What’s more, the same study found that 26 percent of students here felt “lonely at school.” The study noted that “in most countries and economies, students were more likely to report positive feelings when they reported a stronger sense of belonging at school and greater student cooperation.” However, they “were more likely to express sadness when they were bullied more frequently.”

The silver lining to this dismal situation, though, is that “95 percent of Filipino student-respondents said they sometimes or always feel happy,” while 84 percent said “it is a good thing to help students who cannot defend themselves.”

Early this year, the Psychological Association of the Philippines (PAP) urged parents to listen to their children and take reports of bullying seriously. The National Baseline Study on Violence against Children has found that three out of five Filipino children have experienced peer violence.

The association alerted parents that “children may not disclose experiences of bullying because they believe such reports may be trivialized, seen to be their fault, or responded to in ways that may worsen rather than solve their problems.” Thus, it urged parents to engage in “consultations with teachers, conflict resolution sessions or constructive advocacy work,” while schools were encouraged to take a “holistic or whole-school approach to bullying prevention.”

“This approach nurtures a positive school climate and is more effective than programs focusing only on the victim and the perpetrator,” said the PAP, which also pointed out that bullying is a “systemic problem,” meaning there are family, peer group, school and sociocultural factors that perpetuate bullying. “(Bullying) is not solely rooted in the child,” it noted.

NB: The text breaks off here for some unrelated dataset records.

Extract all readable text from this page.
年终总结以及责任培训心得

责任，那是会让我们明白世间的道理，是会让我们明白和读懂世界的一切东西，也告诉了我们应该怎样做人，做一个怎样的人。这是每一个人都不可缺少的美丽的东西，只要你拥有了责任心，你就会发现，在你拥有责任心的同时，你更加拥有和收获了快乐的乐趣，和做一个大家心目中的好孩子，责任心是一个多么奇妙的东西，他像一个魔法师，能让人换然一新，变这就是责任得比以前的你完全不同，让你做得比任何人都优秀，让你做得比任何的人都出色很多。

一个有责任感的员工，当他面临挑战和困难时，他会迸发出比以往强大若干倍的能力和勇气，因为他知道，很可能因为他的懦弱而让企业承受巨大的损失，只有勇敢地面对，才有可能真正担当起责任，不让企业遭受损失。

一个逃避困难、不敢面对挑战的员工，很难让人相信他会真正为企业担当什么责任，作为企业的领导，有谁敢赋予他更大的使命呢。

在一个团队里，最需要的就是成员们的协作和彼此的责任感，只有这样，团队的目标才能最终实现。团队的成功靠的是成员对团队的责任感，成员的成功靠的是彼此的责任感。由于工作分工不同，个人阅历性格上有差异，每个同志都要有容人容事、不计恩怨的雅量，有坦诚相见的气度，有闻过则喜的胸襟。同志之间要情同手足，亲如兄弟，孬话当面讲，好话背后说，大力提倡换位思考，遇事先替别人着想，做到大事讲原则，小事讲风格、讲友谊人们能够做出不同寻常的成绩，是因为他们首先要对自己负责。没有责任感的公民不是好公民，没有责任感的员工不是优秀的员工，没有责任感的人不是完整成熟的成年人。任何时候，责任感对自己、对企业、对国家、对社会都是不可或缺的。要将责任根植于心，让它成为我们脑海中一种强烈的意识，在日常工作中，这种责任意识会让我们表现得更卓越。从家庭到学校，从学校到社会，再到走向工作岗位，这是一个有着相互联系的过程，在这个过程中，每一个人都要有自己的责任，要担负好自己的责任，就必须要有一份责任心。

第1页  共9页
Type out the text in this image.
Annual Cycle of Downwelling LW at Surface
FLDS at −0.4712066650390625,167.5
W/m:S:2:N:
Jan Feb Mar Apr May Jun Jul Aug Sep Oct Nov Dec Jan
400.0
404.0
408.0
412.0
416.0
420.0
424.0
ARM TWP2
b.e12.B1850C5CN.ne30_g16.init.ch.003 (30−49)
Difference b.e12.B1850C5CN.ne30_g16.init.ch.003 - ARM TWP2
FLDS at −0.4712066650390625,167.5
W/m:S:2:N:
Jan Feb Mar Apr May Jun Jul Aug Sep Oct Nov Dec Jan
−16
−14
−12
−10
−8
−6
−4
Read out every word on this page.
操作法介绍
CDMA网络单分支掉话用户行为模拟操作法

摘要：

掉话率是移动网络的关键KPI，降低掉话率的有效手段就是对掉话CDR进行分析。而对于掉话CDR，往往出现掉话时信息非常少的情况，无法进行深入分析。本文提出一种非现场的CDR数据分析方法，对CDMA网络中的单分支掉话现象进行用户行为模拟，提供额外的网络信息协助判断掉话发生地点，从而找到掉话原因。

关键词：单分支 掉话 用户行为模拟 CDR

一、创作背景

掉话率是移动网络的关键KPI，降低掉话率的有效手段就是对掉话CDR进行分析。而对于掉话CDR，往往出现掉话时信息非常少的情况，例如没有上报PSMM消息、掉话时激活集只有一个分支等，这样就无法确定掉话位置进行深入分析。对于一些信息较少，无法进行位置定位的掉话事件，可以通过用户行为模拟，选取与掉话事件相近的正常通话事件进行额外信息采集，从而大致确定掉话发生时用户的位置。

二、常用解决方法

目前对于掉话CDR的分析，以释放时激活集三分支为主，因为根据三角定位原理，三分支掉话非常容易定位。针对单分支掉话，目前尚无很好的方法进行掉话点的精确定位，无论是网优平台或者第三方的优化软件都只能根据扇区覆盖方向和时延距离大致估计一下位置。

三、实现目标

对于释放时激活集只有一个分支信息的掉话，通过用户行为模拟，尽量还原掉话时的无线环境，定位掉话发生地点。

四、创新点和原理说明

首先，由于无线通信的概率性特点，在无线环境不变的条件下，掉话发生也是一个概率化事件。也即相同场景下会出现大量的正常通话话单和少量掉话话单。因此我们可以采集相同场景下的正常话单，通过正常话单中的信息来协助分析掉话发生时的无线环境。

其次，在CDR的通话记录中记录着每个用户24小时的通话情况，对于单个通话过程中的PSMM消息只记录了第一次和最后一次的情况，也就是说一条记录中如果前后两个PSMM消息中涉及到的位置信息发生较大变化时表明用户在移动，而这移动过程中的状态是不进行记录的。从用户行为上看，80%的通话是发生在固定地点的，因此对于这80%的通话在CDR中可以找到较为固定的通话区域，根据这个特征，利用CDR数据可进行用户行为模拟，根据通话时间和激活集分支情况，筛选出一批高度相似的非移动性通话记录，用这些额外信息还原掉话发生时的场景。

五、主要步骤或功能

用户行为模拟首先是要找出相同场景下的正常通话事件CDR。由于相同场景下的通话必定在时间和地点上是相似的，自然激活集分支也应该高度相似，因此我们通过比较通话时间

A child’s “brain and character are developing and is strongly influenced by his or her relationships and environment.” To this, we must add our voices against the new, even more alarming forms of bullying carried out through social media, where such incidents end up even farther away from the eyes of parents and caring adults, unfettered by civilizing norms of proper behavior and language, and by their very reach utterly dangerous. According to a Unicef study published in September, cyberviolence affects almost half of Filipino children aged 13-17, and that “One-third of cyberviolence… are in the form of verbal abuse over the internet or cellphone, while a fourth are through sexual messages.”“Violence against children, in all forms including online bullying or cyberbullying, has devastating effects on the physical and emotional wellbeing of young people,” warned Unicef. “This can create lasting emotional and psychological scars, even physical harm.”Indeed, it can be safely said that a nation that tolerates and even encourages bullying, in whatever form, among its citizens, but especially among its children, would reap the whirlwind of a generation of adult bullies, who know no language other than intimidation, character assassination and worse, aggression, violence and even murder.

What are adults who were bullied as children to do? The habits of accommodation, compromise and cowardice are difficult to shake off, true, but we can begin now by standing up for our own children—by demanding safer spaces for them at school, in the community and online; by calling on the government to see this issue as a matter of serious public interest; and by teaching young people to value themselves, to find within themselves the fires of defiance and self-defense, and to take to heart what Eleanor Roosevelt once said: “No one can make you feel inferior without your consent.”